4.6. Cancer-State Landscape and Transition Paths

The cancer-state landscape can quantify the relative stability of different meta-stable states perturbed by noise, closely relevant to the notion of the energy landscape, a mathematical realization of Waddington’s epigenetics metaphor [49,60,61]. To generate the landscapes, we simulated a large number of trajectories with randomly chosen initial conditions. Initial conditions were uniformly distributed over the log scale of the state variables. Each subsequent time step was binned based on the 3D coordinates and used to compute the probability a trajectory was in a particular bin. To arrive at the landscapes, we took the marginal probabilities over a given state variable and then computed the negative logarithm to arrive at our potential landscape.

To compute transition paths among meta-stable states, we applied the Freidlin and Wentzell’s (FW) large deviation theory [50], which states that under small noise assumption, the most probable path ${\phi }^{*}\left(\mathrm{s}\right)$ transiting from state $x_1$ to $x_2$ corresponds to the minimizer of the action functional.

$$S\left[\phi \right]={{\displaystyle \int }}_0^T{\left({\phi }^{\prime }-b\left(\phi \right)\right)}^t{D}^{-1}\left(\phi \right)\left({\phi }^{\prime }-b\left(\phi \right)\right)ds$$

(4)

where matrix $D\left(x\right)=\sigma \left(x\right){\sigma }^t\left(x\right)$ and ${\phi }^{*}=\underset{T>0}{inf}\underset{\begin{array}{c}\phi \left(0\right)=x_1\\ \phi \left(T\right)=x_2\end{array}}{inf}S\left[\phi \right]$.
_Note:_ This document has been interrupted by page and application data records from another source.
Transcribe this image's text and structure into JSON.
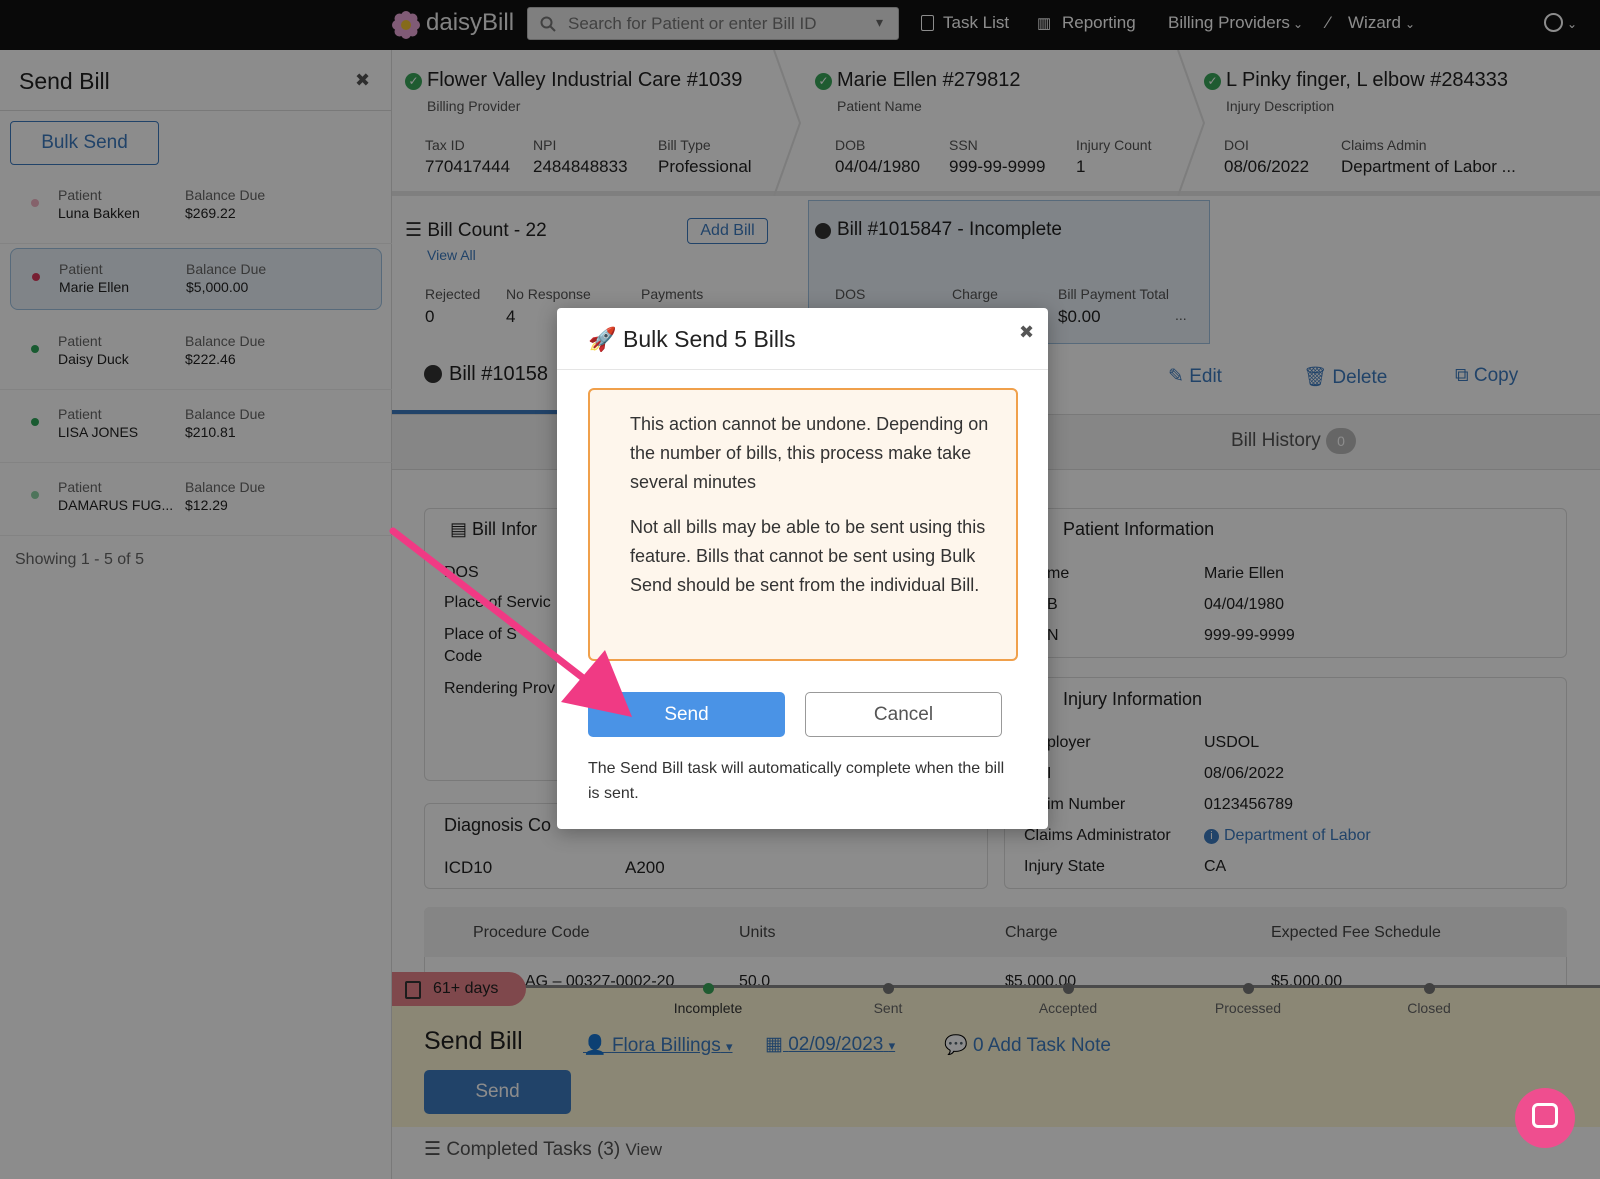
{
  "nav": {
    "brand": "daisyBill",
    "search_placeholder": "Search for Patient or enter Bill ID",
    "task_list": "Task List",
    "reporting": "Reporting",
    "billing_providers": "Billing Providers",
    "wizard": "Wizard"
  },
  "sidebar": {
    "title": "Send Bill",
    "bulk_send": "Bulk Send",
    "patient_label": "Patient",
    "balance_label": "Balance Due",
    "patients": [
      {
        "name": "Luna Bakken",
        "balance": "$269.22",
        "color": "#f2b3c3"
      },
      {
        "name": "Marie Ellen",
        "balance": "$5,000.00",
        "color": "#d93a5c"
      },
      {
        "name": "Daisy Duck",
        "balance": "$222.46",
        "color": "#2fa65a"
      },
      {
        "name": "LISA JONES",
        "balance": "$210.81",
        "color": "#2fa65a"
      },
      {
        "name": "DAMARUS FUG...",
        "balance": "$12.29",
        "color": "#8fd4a6"
      }
    ],
    "showing": "Showing 1 - 5 of 5"
  },
  "header": {
    "provider": {
      "title": "Flower Valley Industrial Care #1039",
      "sub": "Billing Provider",
      "tax_id_label": "Tax ID",
      "tax_id": "770417444",
      "npi_label": "NPI",
      "npi": "2484848833",
      "bill_type_label": "Bill Type",
      "bill_type": "Professional"
    },
    "patient": {
      "title": "Marie Ellen #279812",
      "sub": "Patient Name",
      "dob_label": "DOB",
      "dob": "04/04/1980",
      "ssn_label": "SSN",
      "ssn": "999-99-9999",
      "injury_count_label": "Injury Count",
      "injury_count": "1"
    },
    "injury": {
      "title": "L Pinky finger, L elbow #284333",
      "sub": "Injury Description",
      "doi_label": "DOI",
      "doi": "08/06/2022",
      "claims_admin_label": "Claims Admin",
      "claims_admin": "Department of Labor ..."
    }
  },
  "billcount": {
    "title": "Bill Count - 22",
    "view_all": "View All",
    "add_bill": "Add Bill",
    "rejected_label": "Rejected",
    "rejected": "0",
    "no_response_label": "No Response",
    "no_response": "4",
    "payments_label": "Payments"
  },
  "billcard": {
    "title": "Bill #1015847 - Incomplete",
    "dos_label": "DOS",
    "charge_label": "Charge",
    "payment_total_label": "Bill Payment Total",
    "payment_total": "$0.00",
    "more": "..."
  },
  "bill_section": {
    "title": "Bill #10158",
    "edit": "Edit",
    "delete": "Delete",
    "copy": "Copy",
    "history": "Bill History",
    "history_count": "0"
  },
  "bill_info": {
    "title": "Bill Infor",
    "rows": [
      "DOS",
      "Place of Servic",
      "Place of S",
      "Code",
      "Rendering Prov"
    ]
  },
  "patient_info": {
    "title": "Patient Information",
    "rows": [
      {
        "label": "me",
        "value": "Marie Ellen"
      },
      {
        "label": "B",
        "value": "04/04/1980"
      },
      {
        "label": "N",
        "value": "999-99-9999"
      }
    ]
  },
  "injury_info": {
    "title": "Injury Information",
    "rows": [
      {
        "label": "ployer",
        "value": "USDOL"
      },
      {
        "label": "I",
        "value": "08/06/2022"
      },
      {
        "label": "im Number",
        "value": "0123456789"
      },
      {
        "label": "Claims Administrator",
        "value": "Department of Labor"
      },
      {
        "label": "Injury State",
        "value": "CA"
      }
    ]
  },
  "diagnosis": {
    "title": "Diagnosis Co",
    "code_type": "ICD10",
    "code": "A200"
  },
  "procedure": {
    "headers": [
      "Procedure Code",
      "Units",
      "Charge",
      "Expected Fee Schedule"
    ],
    "row": [
      "AG – 00327-0002-20",
      "50.0",
      "$5,000.00",
      "$5,000.00"
    ]
  },
  "task": {
    "age": "61+ days",
    "stages": [
      "Incomplete",
      "Sent",
      "Accepted",
      "Processed",
      "Closed"
    ],
    "title": "Send Bill",
    "assignee": "Flora Billings",
    "date": "02/09/2023",
    "note": "0 Add Task Note",
    "send": "Send",
    "completed": "Completed Tasks (3)",
    "view": "View"
  },
  "modal": {
    "title": "Bulk Send 5 Bills",
    "warning1": "This action cannot be undone. Depending on the number of bills, this process make take several minutes",
    "warning2": "Not all bills may be able to be sent using this feature. Bills that cannot be sent using Bulk Send should be sent from the individual Bill.",
    "send": "Send",
    "cancel": "Cancel",
    "footer": "The Send Bill task will automatically complete when the bill is sent."
  }
}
We set $x_1$ and $x_2$ as stable fixed points of the ODE system. To tackle the numerical challenges introduced by critical points [62], we implemented a simplified geometric minimal action method (sgMAM) to solve the optimization problem [62]. We used the action functional for these paths to compute the activation energies between stable equilibria. According to the FW theory [50], the larger activation energies indicate longer mean transition time between metastable states.

4.7. Code and Data Availability

The data for [9] are stored in dbGAP phs001680.v1.p1, the UMI matrix from [8,37] are stored in GEO, accession GSE123813 and GSE115978 respectively.

The code used to generate bioinformatics and mathematical results are available upon request.

5. Conclusions

Despite immunotherapy significantly advancing cancer therapy and extending patient survival, not much is broadly known about the effects of immune cell communication on patient response. We analyzed and compared two scRNA-seq datasets from melanoma and BCC and found that memory B cells are over-represented in responders, whereas macrophages are over-represented in non-responders. We found that overall inhibitory signaling increased in melanoma non-responders and in BCC responders. These novel results allowed us to build a dynamical continuum model that predicted optimal ratios of memory B cells to macrophages which were validated using the transcriptomic datasets. The model predicted divergent responses to checkpoint therapy for responders and non-responders, as well as differences in immunotherapy response by BCC and melanoma. These predictions point the way towards more personalized and cancer-specific immunotherapy dosing, and establish new immuno-oncology paradigms that enable a better understanding of immunotherapy.